April Week 4

When the April winds are gusty along the California coast it is very difficult to capture all those beautiful wild flowers.  So one must consider very solid or stable nature subjects like rocks.  Fortunately the rocks I choose surfaced at low tide teaming with a variety of life clinging to them.

The Ochre Star is a wonderful subject at low tide and you will often see them near mussel beds since it is one of their sources of food.  I prefer mine steamed, thank you!  They can be orange or purple or brown. When the tide goes out, their skin and arms become stiff and hard, for protection from predators. Occasionally they will get stranded on the sand and then they can be easily moved into your “frame.” without hurting them.

Usually for low tide photography, as mentioned a couple of weeks ago, I like to carry as little equipment as possible so I don’t’ accidentally knock it into the water.  Often you need some sort of diffusion for tide pools to eliminate some of the reflections and glare on the water.

But if you arrive in the morning when the sun is still relatively low you might be able to get a good angle on a shallow tide pool. (As you see here).  Use your polarizing filter to reduce as much reflection as possible.  Look for shallow tide, perhaps where the sea star is not fully immersed.  The sun also gives the giant anemones their neon green look.  You get this angle best at being pretty low to the ground/water, so a gardening kneeler is helpful for your knees or tushie.

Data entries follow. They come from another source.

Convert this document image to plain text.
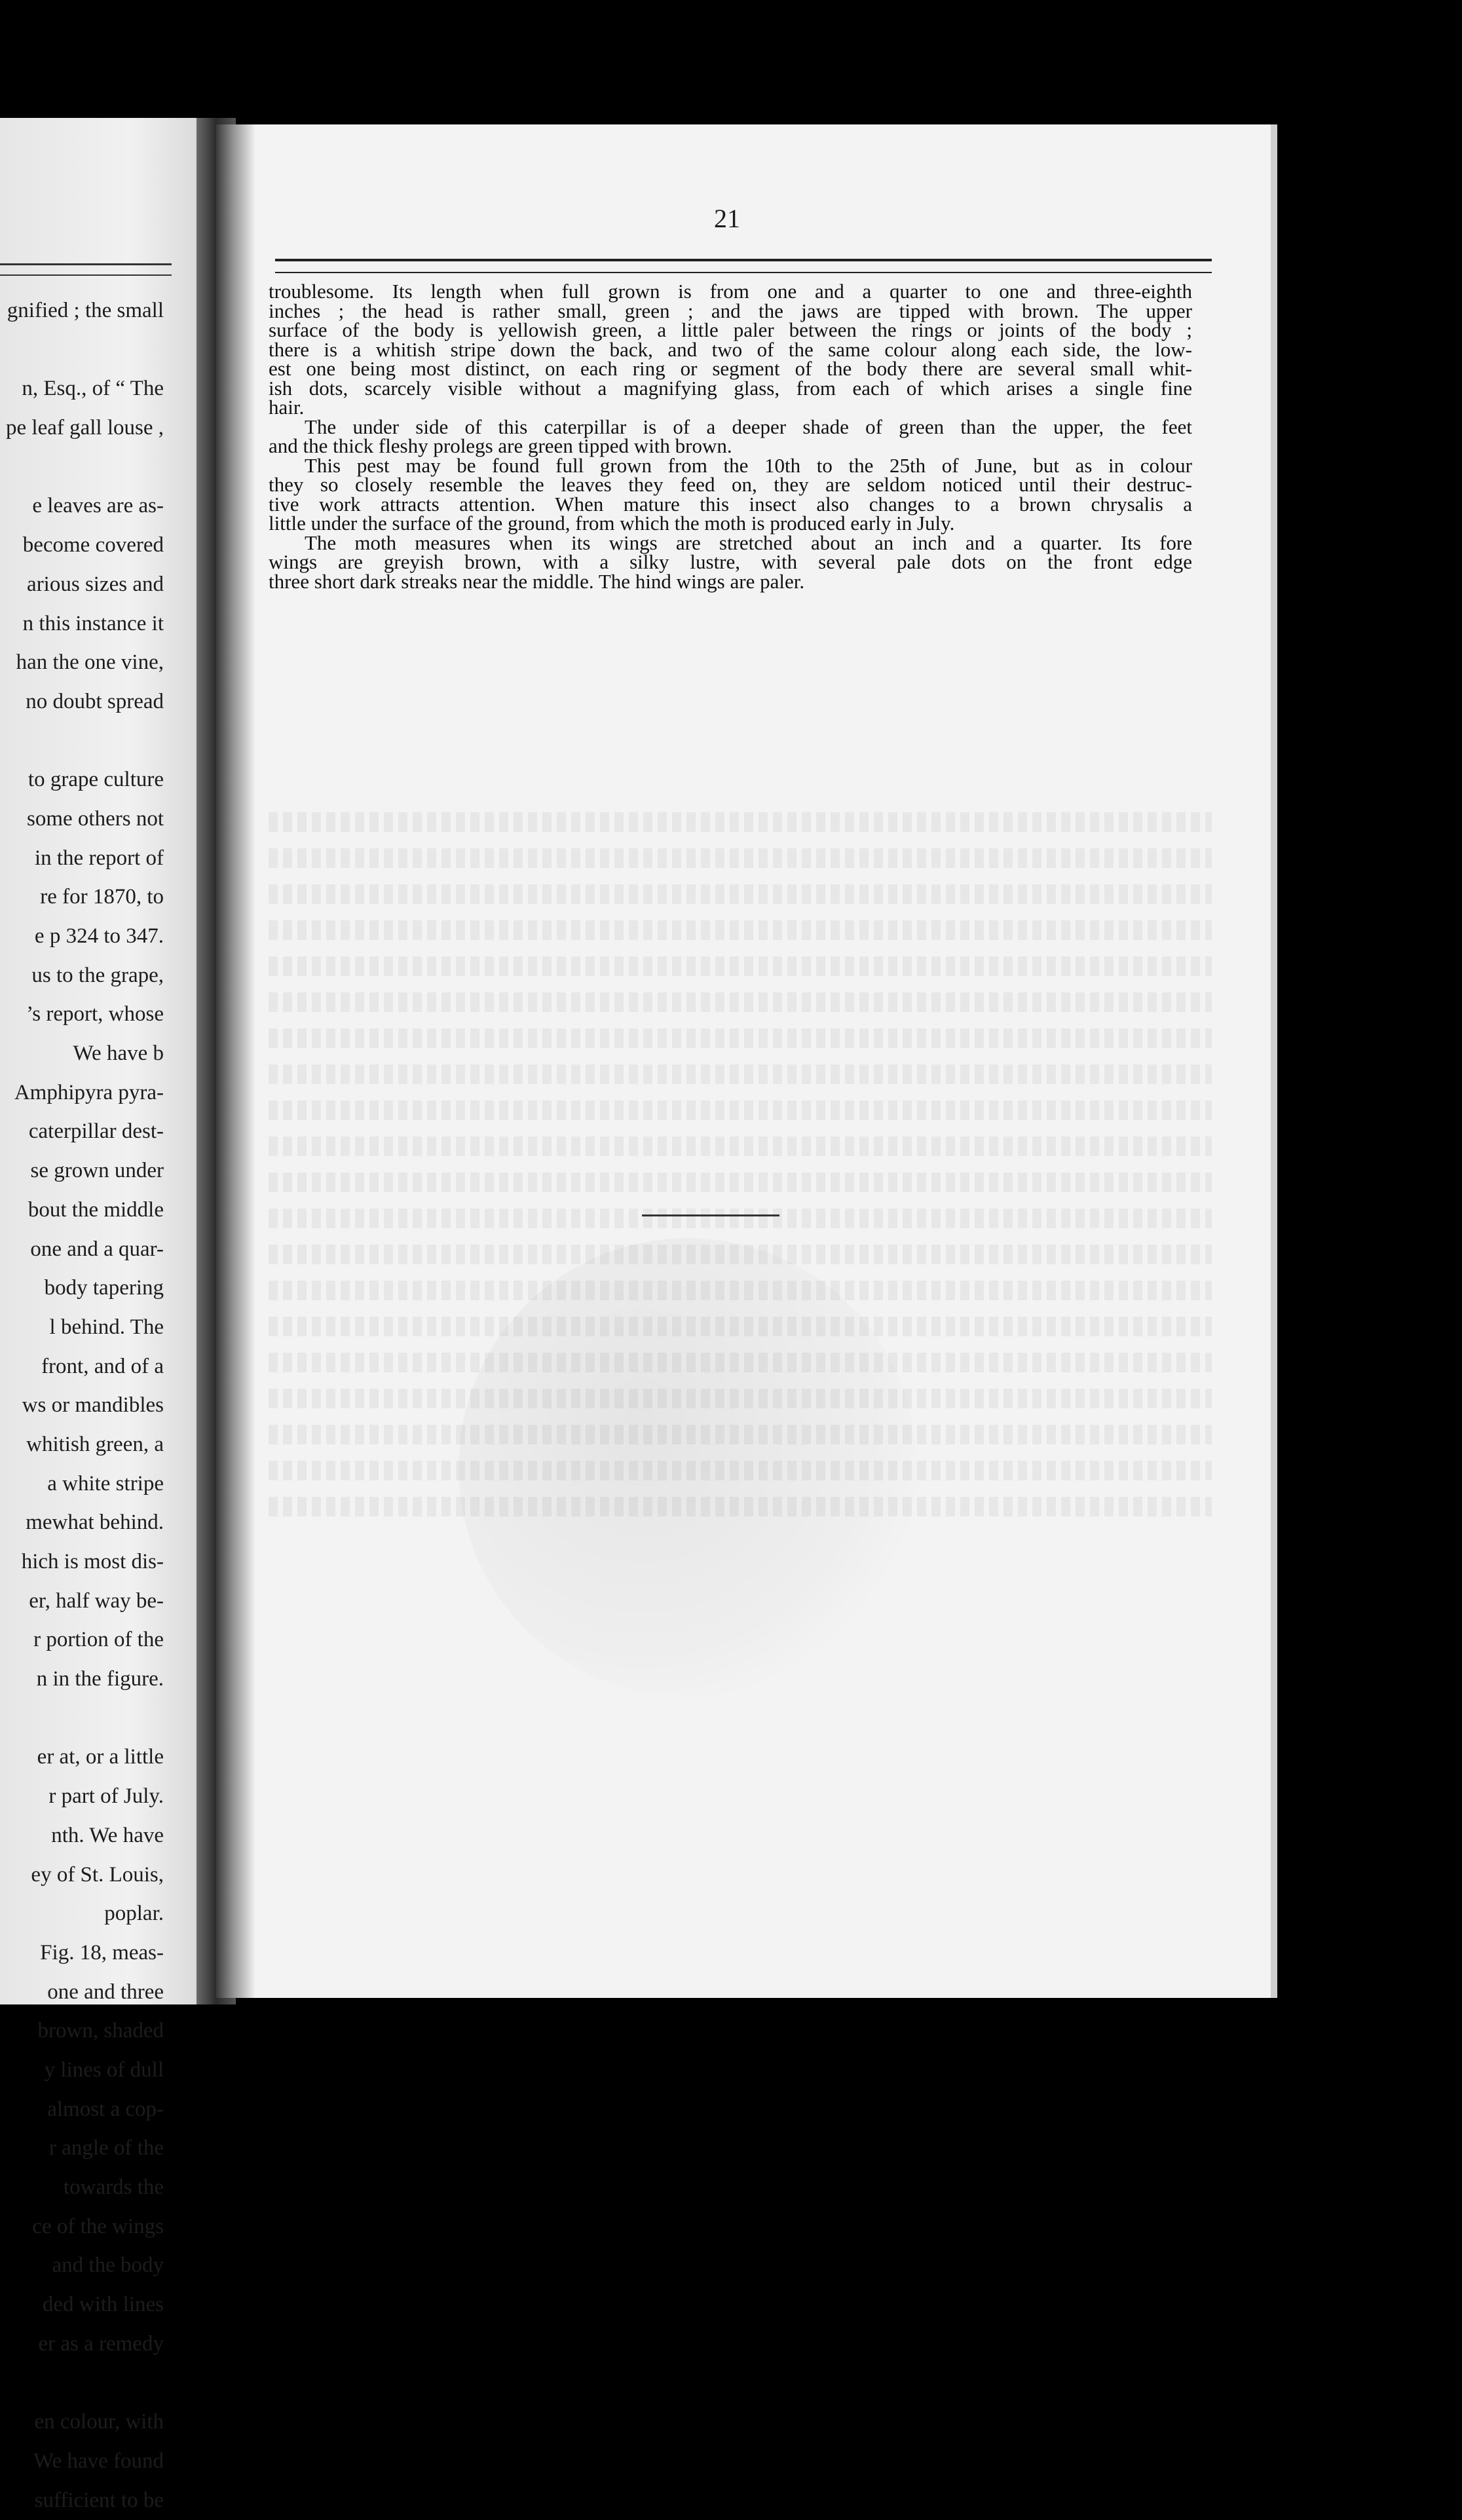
gnified ; the small
n, Esq., of “ The
pe leaf gall louse ,
e leaves are as-
become covered
arious sizes and
n this instance it
han the one vine,
no doubt spread
to grape culture
some others not
in the report of
re for 1870, to
e p 324 to 347.
us to the grape,
’s report, whose
We have b
Amphipyra pyra-
caterpillar dest-
se grown under
bout the middle
one and a quar-
body tapering
l behind. The
front, and of a
ws or mandibles
whitish green, a
a white stripe
mewhat behind.
hich is most dis-
er, half way be-
r portion of the
n in the figure.
er at, or a little
r part of July.
nth. We have
ey of St. Louis,
poplar.
Fig. 18, meas-
one and three
brown, shaded
y lines of dull
almost a cop-
r angle of the
towards the
ce of the wings
and the body
ded with lines
er as a remedy
en colour, with
We have found
sufficient to be
21
troublesome. Its length when full grown is from one and a quarter to one and three-eighth
inches ; the head is rather small, green ; and the jaws are tipped with brown. The upper
surface of the body is yellowish green, a little paler between the rings or joints of the body ;
there is a whitish stripe down the back, and two of the same colour along each side, the low-
est one being most distinct, on each ring or segment of the body there are several small whit-
ish dots, scarcely visible without a magnifying glass, from each of which arises a single fine
hair.
The under side of this caterpillar is of a deeper shade of green than the upper, the feet
and the thick fleshy prolegs are green tipped with brown.
This pest may be found full grown from the 10th to the 25th of June, but as in colour
they so closely resemble the leaves they feed on, they are seldom noticed until their destruc-
tive work attracts attention. When mature this insect also changes to a brown chrysalis a
little under the surface of the ground, from which the moth is produced early in July.
The moth measures when its wings are stretched about an inch and a quarter. Its fore
wings are greyish brown, with a silky lustre, with several pale dots on the front edge
three short dark streaks near the middle. The hind wings are paler.
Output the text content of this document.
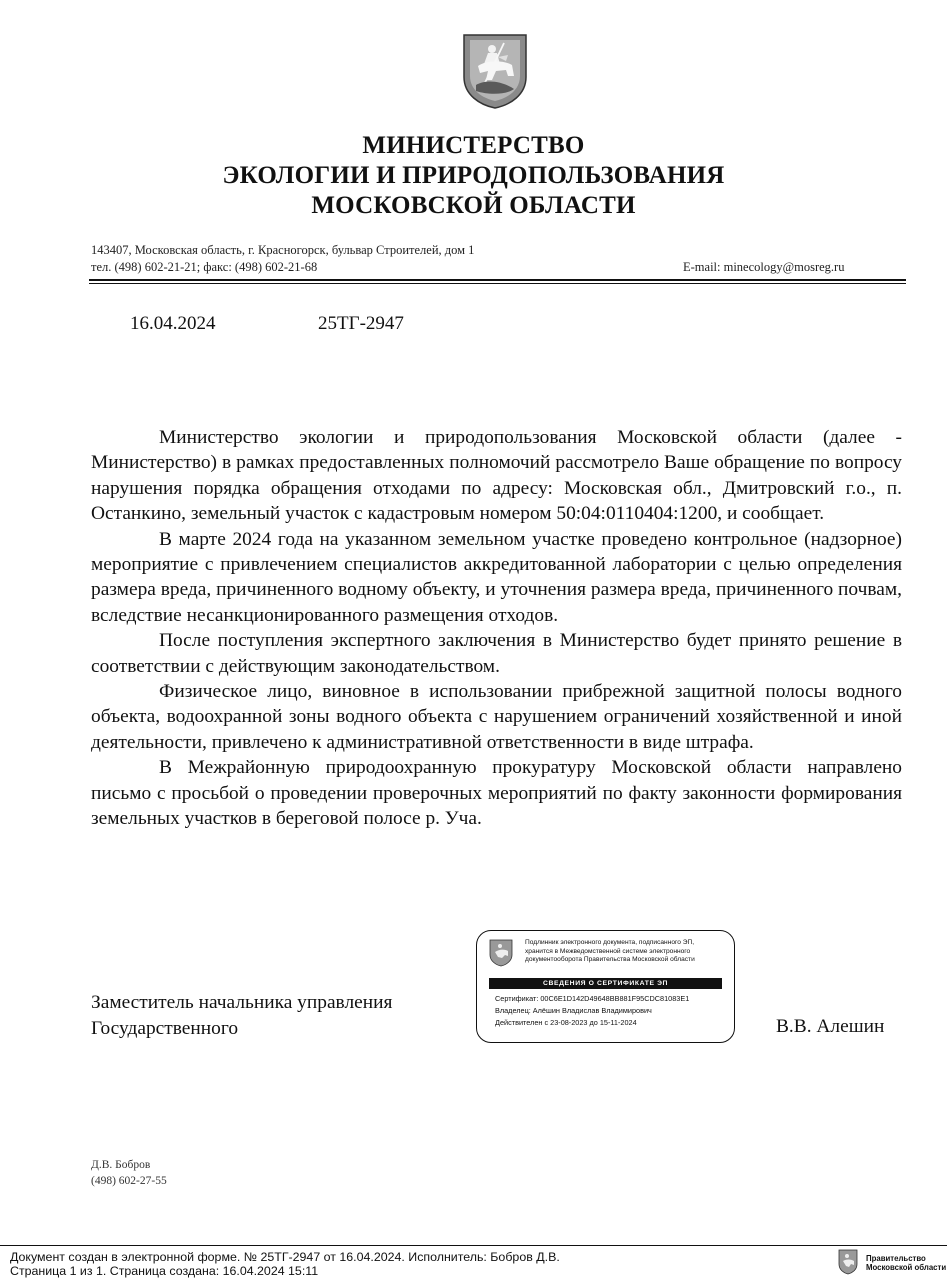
МИНИСТЕРСТВО
ЭКОЛОГИИ И ПРИРОДОПОЛЬЗОВАНИЯ
МОСКОВСКОЙ ОБЛАСТИ
143407, Московская область, г. Красногорск, бульвар Строителей, дом 1
тел. (498) 602-21-21; факс: (498) 602-21-68	E-mail: minecology@mosreg.ru
16.04.2024	25ТГ-2947

Министерство экологии и природопользования Московской области (далее - Министерство) в рамках предоставленных полномочий рассмотрело Ваше обращение по вопросу нарушения порядка обращения отходами по адресу: Московская обл., Дмитровский г.о., п. Останкино, земельный участок с кадастровым номером 50:04:0110404:1200, и сообщает.

В марте 2024 года на указанном земельном участке проведено контрольное (надзорное) мероприятие с привлечением специалистов аккредитованной лаборатории с целью определения размера вреда, причиненного водному объекту, и уточнения размера вреда, причиненного почвам, вследствие несанкционированного размещения отходов.

После поступления экспертного заключения в Министерство будет принято решение в соответствии с действующим законодательством.

Физическое лицо, виновное в использовании прибрежной защитной полосы водного объекта, водоохранной зоны водного объекта с нарушением ограничений хозяйственной и иной деятельности, привлечено к административной ответственности в виде штрафа.

В Межрайонную природоохранную прокуратуру Московской области направлено письмо с просьбой о проведении проверочных мероприятий по факту законности формирования земельных участков в береговой полосе р. Уча.

Заместитель начальника управления
Государственного	В.В. Алешин
Подлинник электронного документа, подписанного ЭП,
хранится в Межведомственной системе электронного
документооборота Правительства Московской области
СВЕДЕНИЯ О СЕРТИФИКАТЕ ЭП
Сертификат: 00C6E1D142D49648BB881F95CDC81083E1
Владелец: Алёшин Владислав Владимирович
Действителен с 23-08-2023 до 15-11-2024
Д.В. Бобров
(498) 602-27-55
Документ создан в электронной форме. № 25ТГ-2947 от 16.04.2024. Исполнитель: Бобров Д.В.
Страница 1 из 1. Страница создана: 16.04.2024 15:11
Правительство
Московской области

The giant green anemone is one of the most spectacular animals you can find in the tide pools along the Pacific coast. Giant green anemones live on the rocks of tide pools and in deep channels on exposed rocky shores. They can also be found on concrete pilings in open bays and harbors. From Alaska to Panama, these anemones flourish in the intertidal and sub tidal zones. These large anemones like to eat detached mussels, crabs, sea urchins and small fishes. Their predators include sea snails and sea spiders.

I also returned to a patch of Calla Lilies in Golden Gate Park.  Arriving at 6:45 AM it was still pretty calm, but by 7:30 they were really dancing in the breeze.  I wanted to keep my shot a Monochrome image so I just chose that setting on my camera.  Sometimes I de-saturate a colored image to get a black and white.  But this method is quick and you immediately see if it is working as a black and white.

With this image I wanted the edges to look as crisp as possible so in post possessing I applied the artistic filter “accentuate the edges.”

With all my images I ask, “Would I make this a print?”  I am not sure about this monochrome calla lily detail, so I will have to give it a try.